Cors, Jaako1984KistaOG5210756288
The third follows the same pattern, except that the long combination of digits at the end is slightly different:
Geldin, Linus1980HusbyBH5210754219
‘I’ve managed to restore seven rows,’ she continues. ‘I’ve put them together here, along with their position on the original list — I managed to find that, too. Judging by how they’re positioned, I’d say that it contained ten times as many rows to begin with.’
I study the page on the screen, a list containing large gaps. Avdic’s, Cor’s, and Geldin’s names sit together, while the other four are scattered from the top to the bottom of the page.
‘You hardly need a PhD in nuclear physics to work this list out.’ Shali returns to the first row, Margit Avdic. ‘Born 1979, lives in Alby, and has gang connections. If I’m not mistaken, she was together with one of the members of the Stockholm chapter of the Brotherhood. This,’ she adds, referring to the number at the end, ‘is the officer number of her police handler.’
‘Handler? You mean she was an informant?’
Shali takes a deep breath.
‘That’s what the list is.

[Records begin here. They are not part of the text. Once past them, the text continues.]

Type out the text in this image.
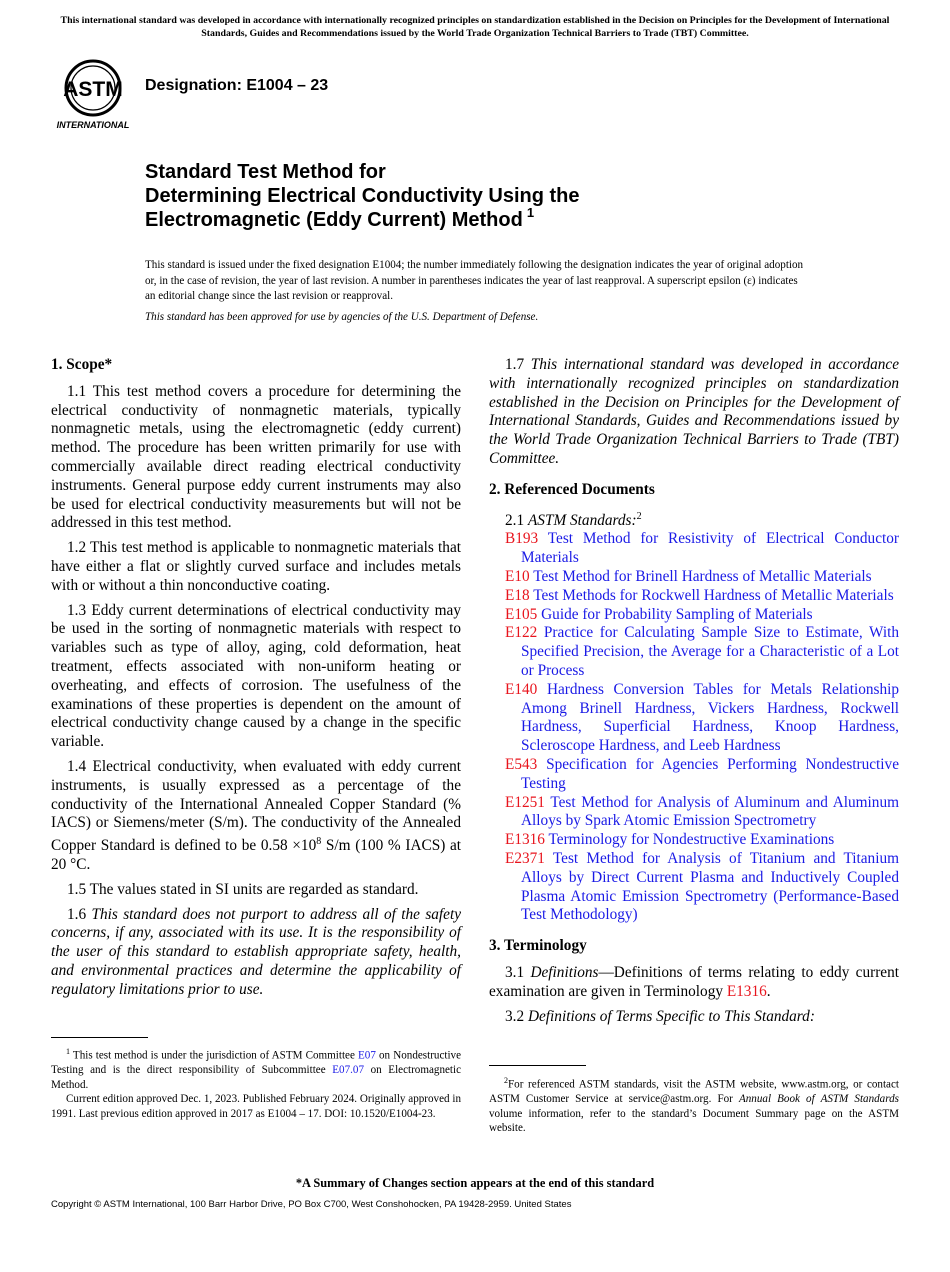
This international standard was developed in accordance with internationally recognized principles on standardization established in the Decision on Principles for the Development of International Standards, Guides and Recommendations issued by the World Trade Organization Technical Barriers to Trade (TBT) Committee.
ASTM
INTERNATIONAL
Designation: E1004 – 23
Standard Test Method for
Determining Electrical Conductivity Using the
Electromagnetic (Eddy Current) Method $^1$
This standard is issued under the fixed designation E1004; the number immediately following the designation indicates the year of original adoption or, in the case of revision, the year of last revision. A number in parentheses indicates the year of last reapproval. A superscript epsilon (ε) indicates an editorial change since the last revision or reapproval.
This standard has been approved for use by agencies of the U.S. Department of Defense.
1. Scope*

1.1 This test method covers a procedure for determining the electrical conductivity of nonmagnetic materials, typically nonmagnetic metals, using the electromagnetic (eddy current) method. The procedure has been written primarily for use with commercially available direct reading electrical conductivity instruments. General purpose eddy current instruments may also be used for electrical conductivity measurements but will not be addressed in this test method.

1.2 This test method is applicable to nonmagnetic materials that have either a flat or slightly curved surface and includes metals with or without a thin nonconductive coating.

1.3 Eddy current determinations of electrical conductivity may be used in the sorting of nonmagnetic materials with respect to variables such as type of alloy, aging, cold deformation, heat treatment, effects associated with non-uniform heating or overheating, and effects of corrosion. The usefulness of the examinations of these properties is dependent on the amount of electrical conductivity change caused by a change in the specific variable.

1.4 Electrical conductivity, when evaluated with eddy current instruments, is usually expressed as a percentage of the conductivity of the International Annealed Copper Standard (% IACS) or Siemens/meter (S/m). The conductivity of the Annealed Copper Standard is defined to be $0.58 \times 10^8$ S/m (100 % IACS) at 20 °C.

1.5 The values stated in SI units are regarded as standard.

1.6 This standard does not purport to address all of the safety concerns, if any, associated with its use. It is the responsibility of the user of this standard to establish appropriate safety, health, and environmental practices and determine the applicability of regulatory limitations prior to use.

1.7 This international standard was developed in accordance with internationally recognized principles on standardization established in the Decision on Principles for the Development of International Standards, Guides and Recommendations issued by the World Trade Organization Technical Barriers to Trade (TBT) Committee.

2. Referenced Documents

2.1 ASTM Standards:$^2$

B193 Test Method for Resistivity of Electrical Conductor Materials
E10 Test Method for Brinell Hardness of Metallic Materials
E18 Test Methods for Rockwell Hardness of Metallic Materials
E105 Guide for Probability Sampling of Materials
E122 Practice for Calculating Sample Size to Estimate, With Specified Precision, the Average for a Characteristic of a Lot or Process
E140 Hardness Conversion Tables for Metals Relationship Among Brinell Hardness, Vickers Hardness, Rockwell Hardness, Superficial Hardness, Knoop Hardness, Scleroscope Hardness, and Leeb Hardness
E543 Specification for Agencies Performing Nondestructive Testing
E1251 Test Method for Analysis of Aluminum and Aluminum Alloys by Spark Atomic Emission Spectrometry
E1316 Terminology for Nondestructive Examinations
E2371 Test Method for Analysis of Titanium and Titanium Alloys by Direct Current Plasma and Inductively Coupled Plasma Atomic Emission Spectrometry (Performance-Based Test Methodology)
3. Terminology

3.1 Definitions—Definitions of terms relating to eddy current examination are given in Terminology E1316.

3.2 Definitions of Terms Specific to This Standard:

$^1$ This test method is under the jurisdiction of ASTM Committee E07 on Nondestructive Testing and is the direct responsibility of Subcommittee E07.07 on Electromagnetic Method.

Current edition approved Dec. 1, 2023. Published February 2024. Originally approved in 1991. Last previous edition approved in 2017 as E1004 – 17. DOI: 10.1520/E1004-23.

$^2$For referenced ASTM standards, visit the ASTM website, www.astm.org, or contact ASTM Customer Service at service@astm.org. For Annual Book of ASTM Standards volume information, refer to the standard’s Document Summary page on the ASTM website.

*A Summary of Changes section appears at the end of this standard
Copyright © ASTM International, 100 Barr Harbor Drive, PO Box C700, West Conshohocken, PA 19428-2959. United States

A register of police informants in Greater Stockholm, in around 2010. Lots of them are now uncovered, dead, or out of the picture for various reasons, but several of them are still active today.’
I put down my coffee.
‘Fuck me.’
It’s pretty much impossible to describe the significance of the list for anyone
outside the service, but if it were to leak to the media now it would probably lead to several resignations from the National Police Authority’s board, all needing to be replaced one by one. In the underworld, people would die. Criminal networks would be shaken up as leading members were revealed to be informants and infiltrators.
Even that pales into insignificance compared to the power the list would’ve had then, in 2010.
A list that Angelica had access to, a list she hid away on a memory stick in a little hole in the wall, behind her bed. A list that someone had tried to erase.
‘Can you see when the material was deleted?’
‘From what I can see, some changes were made on the twelfth of October, at 23.28. I cannot see what, but some kind of activity took place then.’
‘Can you print me a copy?’ I ask. ‘Not the individual lines, but that composite you made.’
Shali turns away from the computer, pulls out a drawer, and returns with a piece of paper.
‘This?’
There’s a green Post-it note attached, bearing the words For Leo.
‘Thanks,’ I say, pinching the paper between my fingers. ‘Listen, this duty number.’ I put my finger alongside 5210756288. ‘It belongs to Patrik Sköld, right?’
‘Yes.’ Shali bites her bottom lip. ‘The guy from SGS. What a place that was.’
‘Did you work there? When?’
‘Briefly.’ Shali checks her watch. ‘I never saw that list, but I did hear about it. It has to be the same list. That’s why I asked you to come over. Have you got time to hang around for a while? This is … This ought to stay between us, for as long as possible.’
40
SGS needed her help.
She was seconded to them in the summer of 2009, by which time the squad had been operational for a little over a year. Out on the streets, they were winning the war, but in the digital arenas, where a significant amount of gang crime was committed, they were way behind. SGS needed someone who knew about computers.